Tuesday, June 14, 2011

Caux’s The Colors of the Prism, the Mechanics of Time

Even for persistently un-commercial avant-garde classical music, New York has been the city of opportunity. Granted, composers might not make their fortunes here. For instance, Steve Reich made better bread driving a city cab than from his academic gig, but in New York he was able to mount performances of his music. Drawing on the work of her late husband Daniel Caux, music documentarian Jacqueline Caux surveys American contemporary classical/New Music and related developments in The Colors of the Prism, the Mechanics of Time, which opens this Friday in New York at the Anthology Film Archives.

While Daniel Caux serves as Prism’s primary narrator and analyst, the film starts at the source with the archival voice of John Cage. From Cage, the Cauxes segue to some of the most prolific and uncompromising composers of the mid-to-late Twentieth Century and early 2000’s. Granted, the music of some can be difficult to embrace, such as Pauline Oliveros and his radically recontextualized accordion. For the most part though, Prism’s music is quite shrewdly selected. Though to an extent, Steve Reich’s Music for Eighteen Musicians is exactly the sort of cyclical pulsing we might anticipate, but its insinuating rhythmic drive and crisp accessibility will surprise many.

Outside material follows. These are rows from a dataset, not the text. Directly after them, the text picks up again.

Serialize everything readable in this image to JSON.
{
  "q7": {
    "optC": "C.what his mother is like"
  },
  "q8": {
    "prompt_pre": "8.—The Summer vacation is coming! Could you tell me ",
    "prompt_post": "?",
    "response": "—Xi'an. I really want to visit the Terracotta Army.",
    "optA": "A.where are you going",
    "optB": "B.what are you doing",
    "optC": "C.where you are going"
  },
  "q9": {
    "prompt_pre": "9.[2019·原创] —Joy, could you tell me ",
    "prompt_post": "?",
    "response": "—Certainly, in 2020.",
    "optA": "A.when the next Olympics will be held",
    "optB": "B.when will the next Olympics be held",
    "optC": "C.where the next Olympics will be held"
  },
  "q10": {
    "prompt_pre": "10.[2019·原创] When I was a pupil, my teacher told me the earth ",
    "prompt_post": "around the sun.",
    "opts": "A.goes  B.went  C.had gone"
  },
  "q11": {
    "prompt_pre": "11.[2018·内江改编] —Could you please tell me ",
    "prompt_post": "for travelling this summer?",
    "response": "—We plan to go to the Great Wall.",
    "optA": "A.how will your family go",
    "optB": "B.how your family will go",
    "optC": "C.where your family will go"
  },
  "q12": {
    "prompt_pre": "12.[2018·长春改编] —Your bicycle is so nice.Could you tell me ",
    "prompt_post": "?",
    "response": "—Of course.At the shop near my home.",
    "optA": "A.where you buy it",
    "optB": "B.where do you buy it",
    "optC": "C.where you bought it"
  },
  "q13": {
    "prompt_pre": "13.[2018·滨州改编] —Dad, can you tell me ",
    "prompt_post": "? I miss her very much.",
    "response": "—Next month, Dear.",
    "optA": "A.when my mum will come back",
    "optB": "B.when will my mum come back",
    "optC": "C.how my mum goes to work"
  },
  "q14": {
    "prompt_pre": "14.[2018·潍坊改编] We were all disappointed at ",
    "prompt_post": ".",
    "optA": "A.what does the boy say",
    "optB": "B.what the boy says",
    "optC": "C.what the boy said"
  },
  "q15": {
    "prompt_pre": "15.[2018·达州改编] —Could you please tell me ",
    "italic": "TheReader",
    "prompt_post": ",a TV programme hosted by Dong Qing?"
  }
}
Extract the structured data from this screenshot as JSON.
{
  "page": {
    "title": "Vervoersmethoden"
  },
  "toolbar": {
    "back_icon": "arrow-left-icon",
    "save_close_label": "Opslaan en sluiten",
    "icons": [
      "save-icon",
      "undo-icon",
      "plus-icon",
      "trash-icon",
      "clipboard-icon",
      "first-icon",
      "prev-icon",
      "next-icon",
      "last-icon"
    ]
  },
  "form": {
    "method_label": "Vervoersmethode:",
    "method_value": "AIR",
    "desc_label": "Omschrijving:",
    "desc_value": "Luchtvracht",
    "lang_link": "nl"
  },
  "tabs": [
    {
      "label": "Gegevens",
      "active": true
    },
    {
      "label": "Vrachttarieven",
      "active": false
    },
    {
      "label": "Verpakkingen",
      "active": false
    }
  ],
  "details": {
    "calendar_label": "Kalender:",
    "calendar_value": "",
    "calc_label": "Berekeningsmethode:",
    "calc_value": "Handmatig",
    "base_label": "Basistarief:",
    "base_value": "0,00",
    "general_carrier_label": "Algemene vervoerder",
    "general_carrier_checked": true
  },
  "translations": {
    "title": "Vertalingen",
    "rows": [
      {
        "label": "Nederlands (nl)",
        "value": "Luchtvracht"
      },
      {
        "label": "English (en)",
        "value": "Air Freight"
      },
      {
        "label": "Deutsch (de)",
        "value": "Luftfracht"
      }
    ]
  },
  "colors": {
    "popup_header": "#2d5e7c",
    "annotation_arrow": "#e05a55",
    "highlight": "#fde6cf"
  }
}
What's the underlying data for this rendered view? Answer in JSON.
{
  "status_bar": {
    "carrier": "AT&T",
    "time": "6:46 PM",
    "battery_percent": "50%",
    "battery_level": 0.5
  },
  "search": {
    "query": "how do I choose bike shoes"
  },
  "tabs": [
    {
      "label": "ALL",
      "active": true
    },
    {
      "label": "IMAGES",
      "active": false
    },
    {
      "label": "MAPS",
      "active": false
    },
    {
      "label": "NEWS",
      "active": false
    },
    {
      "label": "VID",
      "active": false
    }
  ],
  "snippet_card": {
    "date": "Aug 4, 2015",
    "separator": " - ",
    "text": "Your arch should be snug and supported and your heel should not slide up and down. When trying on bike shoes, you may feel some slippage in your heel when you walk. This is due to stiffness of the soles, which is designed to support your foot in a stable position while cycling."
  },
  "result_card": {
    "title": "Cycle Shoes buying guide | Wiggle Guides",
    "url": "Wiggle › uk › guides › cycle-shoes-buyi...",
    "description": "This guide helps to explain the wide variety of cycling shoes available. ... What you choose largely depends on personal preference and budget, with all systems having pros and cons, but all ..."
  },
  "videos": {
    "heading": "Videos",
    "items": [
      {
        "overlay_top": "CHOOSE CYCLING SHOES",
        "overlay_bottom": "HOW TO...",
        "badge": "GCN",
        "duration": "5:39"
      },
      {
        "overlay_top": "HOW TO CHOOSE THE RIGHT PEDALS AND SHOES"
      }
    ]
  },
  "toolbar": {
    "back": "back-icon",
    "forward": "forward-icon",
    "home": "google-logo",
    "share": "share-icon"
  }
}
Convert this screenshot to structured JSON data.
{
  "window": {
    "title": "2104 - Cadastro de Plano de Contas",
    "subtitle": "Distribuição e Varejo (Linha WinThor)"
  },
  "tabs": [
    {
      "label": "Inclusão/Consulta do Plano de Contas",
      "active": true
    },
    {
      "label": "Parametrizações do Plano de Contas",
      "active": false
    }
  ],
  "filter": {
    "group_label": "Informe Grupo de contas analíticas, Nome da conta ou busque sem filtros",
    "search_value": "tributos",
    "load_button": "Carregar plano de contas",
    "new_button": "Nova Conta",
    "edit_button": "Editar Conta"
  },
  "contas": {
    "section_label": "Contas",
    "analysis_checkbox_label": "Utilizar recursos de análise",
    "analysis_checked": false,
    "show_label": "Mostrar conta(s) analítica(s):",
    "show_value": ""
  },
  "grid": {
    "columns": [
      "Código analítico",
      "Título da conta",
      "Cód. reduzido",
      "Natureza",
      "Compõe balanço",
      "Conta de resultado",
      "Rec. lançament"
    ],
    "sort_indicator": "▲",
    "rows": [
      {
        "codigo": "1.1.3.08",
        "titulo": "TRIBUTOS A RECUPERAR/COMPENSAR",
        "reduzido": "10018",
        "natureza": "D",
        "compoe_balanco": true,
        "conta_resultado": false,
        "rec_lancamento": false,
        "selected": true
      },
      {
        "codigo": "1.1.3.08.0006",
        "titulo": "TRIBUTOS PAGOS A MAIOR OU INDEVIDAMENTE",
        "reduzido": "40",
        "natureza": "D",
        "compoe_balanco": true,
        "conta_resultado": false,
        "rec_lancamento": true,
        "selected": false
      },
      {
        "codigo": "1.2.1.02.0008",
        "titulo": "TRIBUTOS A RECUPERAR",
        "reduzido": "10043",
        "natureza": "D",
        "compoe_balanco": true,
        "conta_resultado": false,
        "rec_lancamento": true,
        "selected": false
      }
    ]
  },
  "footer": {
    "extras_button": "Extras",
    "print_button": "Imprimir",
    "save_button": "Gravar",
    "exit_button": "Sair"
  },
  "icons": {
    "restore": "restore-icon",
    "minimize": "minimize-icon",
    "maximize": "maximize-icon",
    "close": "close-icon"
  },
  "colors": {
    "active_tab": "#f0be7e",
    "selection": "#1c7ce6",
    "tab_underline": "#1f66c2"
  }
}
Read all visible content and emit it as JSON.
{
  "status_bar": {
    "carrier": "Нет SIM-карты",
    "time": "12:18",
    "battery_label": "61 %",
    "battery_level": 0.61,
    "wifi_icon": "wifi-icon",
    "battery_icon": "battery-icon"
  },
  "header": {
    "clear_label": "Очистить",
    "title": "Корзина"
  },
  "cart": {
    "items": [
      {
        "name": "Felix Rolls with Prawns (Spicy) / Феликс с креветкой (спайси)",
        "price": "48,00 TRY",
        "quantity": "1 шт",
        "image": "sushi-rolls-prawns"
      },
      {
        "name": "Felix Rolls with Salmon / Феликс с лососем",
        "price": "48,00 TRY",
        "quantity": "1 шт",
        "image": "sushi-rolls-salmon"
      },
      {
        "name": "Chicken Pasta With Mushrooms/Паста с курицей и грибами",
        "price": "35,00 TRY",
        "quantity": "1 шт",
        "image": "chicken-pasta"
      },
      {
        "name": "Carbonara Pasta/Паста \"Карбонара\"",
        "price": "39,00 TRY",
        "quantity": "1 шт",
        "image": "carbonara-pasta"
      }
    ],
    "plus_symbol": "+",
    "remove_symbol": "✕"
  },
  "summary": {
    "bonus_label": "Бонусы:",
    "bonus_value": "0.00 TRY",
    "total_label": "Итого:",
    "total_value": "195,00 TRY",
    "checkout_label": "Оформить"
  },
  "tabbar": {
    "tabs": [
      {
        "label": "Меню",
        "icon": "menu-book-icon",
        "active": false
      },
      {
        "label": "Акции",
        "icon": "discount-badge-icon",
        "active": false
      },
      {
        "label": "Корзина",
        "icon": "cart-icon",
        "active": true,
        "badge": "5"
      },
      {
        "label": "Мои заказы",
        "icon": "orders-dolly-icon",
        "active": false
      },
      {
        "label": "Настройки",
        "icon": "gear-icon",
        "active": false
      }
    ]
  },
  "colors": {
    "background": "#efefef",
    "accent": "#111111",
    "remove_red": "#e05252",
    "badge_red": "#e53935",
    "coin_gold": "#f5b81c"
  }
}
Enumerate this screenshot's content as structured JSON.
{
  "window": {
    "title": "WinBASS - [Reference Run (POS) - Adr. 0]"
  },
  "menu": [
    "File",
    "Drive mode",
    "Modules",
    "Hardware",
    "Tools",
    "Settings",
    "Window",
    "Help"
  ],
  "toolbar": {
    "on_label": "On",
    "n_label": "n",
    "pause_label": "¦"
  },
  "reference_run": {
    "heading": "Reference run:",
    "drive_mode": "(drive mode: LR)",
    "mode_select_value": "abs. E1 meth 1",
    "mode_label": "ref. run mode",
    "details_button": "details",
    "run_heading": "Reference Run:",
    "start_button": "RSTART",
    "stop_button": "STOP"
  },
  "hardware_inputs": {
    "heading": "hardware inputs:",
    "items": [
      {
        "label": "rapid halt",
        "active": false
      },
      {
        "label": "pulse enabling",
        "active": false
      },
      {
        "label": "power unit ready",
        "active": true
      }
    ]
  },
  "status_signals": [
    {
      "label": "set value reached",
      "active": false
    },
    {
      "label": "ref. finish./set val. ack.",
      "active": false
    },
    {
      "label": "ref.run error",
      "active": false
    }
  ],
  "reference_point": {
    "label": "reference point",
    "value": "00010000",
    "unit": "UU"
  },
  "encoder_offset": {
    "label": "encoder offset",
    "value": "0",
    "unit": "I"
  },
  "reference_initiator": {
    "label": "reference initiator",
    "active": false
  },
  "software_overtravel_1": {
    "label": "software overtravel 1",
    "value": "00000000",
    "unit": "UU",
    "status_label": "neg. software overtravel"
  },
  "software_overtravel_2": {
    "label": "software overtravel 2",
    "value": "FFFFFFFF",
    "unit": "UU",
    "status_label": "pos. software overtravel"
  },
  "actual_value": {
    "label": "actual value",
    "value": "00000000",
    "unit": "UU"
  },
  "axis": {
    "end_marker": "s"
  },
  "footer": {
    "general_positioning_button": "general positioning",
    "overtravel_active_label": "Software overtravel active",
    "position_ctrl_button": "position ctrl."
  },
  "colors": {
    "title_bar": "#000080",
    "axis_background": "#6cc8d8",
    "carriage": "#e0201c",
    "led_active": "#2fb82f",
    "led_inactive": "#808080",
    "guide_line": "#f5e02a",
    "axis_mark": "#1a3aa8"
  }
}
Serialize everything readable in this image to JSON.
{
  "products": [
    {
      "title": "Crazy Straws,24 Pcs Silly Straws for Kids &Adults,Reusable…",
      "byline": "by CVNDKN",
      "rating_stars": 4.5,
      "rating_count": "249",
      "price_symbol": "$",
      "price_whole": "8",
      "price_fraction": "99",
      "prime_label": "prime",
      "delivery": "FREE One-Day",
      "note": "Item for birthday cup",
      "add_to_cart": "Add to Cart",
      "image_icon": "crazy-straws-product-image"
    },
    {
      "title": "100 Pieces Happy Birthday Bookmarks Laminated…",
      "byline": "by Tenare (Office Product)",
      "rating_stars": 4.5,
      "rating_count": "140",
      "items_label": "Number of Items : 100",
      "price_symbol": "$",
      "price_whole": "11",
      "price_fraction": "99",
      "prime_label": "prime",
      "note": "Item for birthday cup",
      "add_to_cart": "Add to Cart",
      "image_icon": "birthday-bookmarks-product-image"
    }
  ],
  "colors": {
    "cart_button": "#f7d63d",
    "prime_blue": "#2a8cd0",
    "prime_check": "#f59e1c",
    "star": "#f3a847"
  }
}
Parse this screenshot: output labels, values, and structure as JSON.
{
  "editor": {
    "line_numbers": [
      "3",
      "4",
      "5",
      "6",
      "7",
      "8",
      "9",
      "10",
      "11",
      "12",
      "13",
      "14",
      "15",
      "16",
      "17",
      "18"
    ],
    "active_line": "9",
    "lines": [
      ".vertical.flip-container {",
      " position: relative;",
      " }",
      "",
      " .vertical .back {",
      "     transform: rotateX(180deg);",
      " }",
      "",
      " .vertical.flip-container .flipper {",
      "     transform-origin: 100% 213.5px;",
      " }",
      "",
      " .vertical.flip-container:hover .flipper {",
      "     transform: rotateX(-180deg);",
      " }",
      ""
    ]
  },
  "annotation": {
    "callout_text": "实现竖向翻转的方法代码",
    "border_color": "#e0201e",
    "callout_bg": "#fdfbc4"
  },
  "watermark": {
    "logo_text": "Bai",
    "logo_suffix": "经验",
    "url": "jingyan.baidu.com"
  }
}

Despite its more challenging harmonics, the dramatic character and melodic structure of Meredith Monk’s vocal compositions will also keep viewers engaged. As arguably the best known figure in Prism, Philip Glass presents some appropriately representative chamber compositions that will safely reassure viewers largely familiar with the composer through his film scores.

After thoroughly acclimating viewers to Contemporary classical (or whatever term one might prefer), Prism takes an apparent third act detour to Detroit, introducing local DJ Richie Hawtin, who spins under the handle Plastikman. Yet, the Cauxes subtly tie it all together, explicitly comparing the trance like effect of both styles of music. Although, it is not explicitly stated, jazz acts as a missing link between the two, considering Hawtin’s professed Miles Davis influences and Cage’s formative interest in John Coltrane, expressed earlier in the film.

Probably no feat of spectacular daring will be sufficient to convince many movie-goers Prism is a film for general audiences, yet it most certainly is. The Cauxes take this music seriously and present it in a deliberately appealing manner. A thoughtful and often poetic film, Prism opens this Friday (6/17) in New York at the Anthology Film Archives.